E, ainda que escrito exclusivamente em português, o advogado afirma que também chega ao resto da comunidade do território. “Sei que, em determinada altura, os meus textos eram mandados traduzir do português para o chinês por órgãos do Governo de Macau”, declara, acrescentando que é também contactado por jornalistas chineses, que lhe pedem esclarecimentos a partir de textos publicados. Em dadas ocasiões, chegou até a ser contactado por elementos de outras comunidades. “Sei que há gente que me lê e, quando percebem aquilo que está em discussão, vão lá buscar o texto. Se calhar, vão fazer uma tradução para o inglês”, diz.
Sobre a perda do papel dos blogues para as redes sociais, Sérgio de Almeida Correia refere que são instrumentos com lógicas diferentes. “Aquilo que escrevo no blogue tem uma preocupação em termos de redacção e em termos de mensagem”, afirma.
Um blogue em Portugal, ligado a Macau
O Delito de Opinião já existe há 16 anos e é de Portugal, mas tem uma ligação intrínseca ao território. “Inclui algumas pessoas que estiveram em Macau, eu e o Sérgio de Almeida Correia, e, de início, até tinha mais pessoas”, recorda o fundador, Pedro Correia. “Abordámos sempre esse tema [Macau], de uma forma mais próxima ou mais distante”, diz aquele que também foi director do jornal Ponto Final, acrescentando: “Eu, sobretudo, lembro a minha passagem por aí. Foram dez anos que marcaram muito, entre os 25 e os 35 anos”.
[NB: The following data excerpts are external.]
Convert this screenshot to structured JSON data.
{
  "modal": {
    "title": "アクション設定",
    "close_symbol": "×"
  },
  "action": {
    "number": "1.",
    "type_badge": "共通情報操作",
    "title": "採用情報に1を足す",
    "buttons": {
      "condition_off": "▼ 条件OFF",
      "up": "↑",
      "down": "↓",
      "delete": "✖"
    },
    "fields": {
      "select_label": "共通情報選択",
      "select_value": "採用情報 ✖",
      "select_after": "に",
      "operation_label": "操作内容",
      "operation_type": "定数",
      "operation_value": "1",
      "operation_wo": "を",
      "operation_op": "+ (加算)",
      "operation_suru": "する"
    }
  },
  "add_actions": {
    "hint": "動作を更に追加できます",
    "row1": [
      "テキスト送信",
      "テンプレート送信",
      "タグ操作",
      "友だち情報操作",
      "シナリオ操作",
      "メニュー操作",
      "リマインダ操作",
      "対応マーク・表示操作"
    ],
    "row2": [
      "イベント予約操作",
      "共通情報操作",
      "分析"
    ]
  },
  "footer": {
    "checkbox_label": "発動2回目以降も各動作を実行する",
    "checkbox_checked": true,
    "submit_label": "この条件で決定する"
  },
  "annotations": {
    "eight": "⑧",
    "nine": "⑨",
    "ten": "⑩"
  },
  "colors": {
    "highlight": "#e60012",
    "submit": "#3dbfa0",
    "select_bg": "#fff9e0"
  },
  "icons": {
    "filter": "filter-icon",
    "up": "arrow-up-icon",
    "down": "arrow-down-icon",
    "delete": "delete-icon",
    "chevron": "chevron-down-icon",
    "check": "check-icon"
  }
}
Com muitos leitores do território entre a lista de visitantes diários, Pedro Correia diz que alguns são pessoas que já o seguiam, quando ele vivia no território, e que continuaram ao longo dos anos. “São leitores que mantive, já que, durante 30 anos, fui colunista regular na imprensa de Macau”, declara o jornalista. Aliás, no ranking de visitas, Macau situa-se entre o terceiro ou o quarto destino de origem.
Com perto de 3000 visitas diárias, um número que aumenta, sobretudo quando há cenários de eleições e de campanhas políticas, o Delito de Opinião “é muito citado”, não só por estar alojado na plataforma Sapo, mas também por “ter muitos destaques” nos jornais, todos os dias.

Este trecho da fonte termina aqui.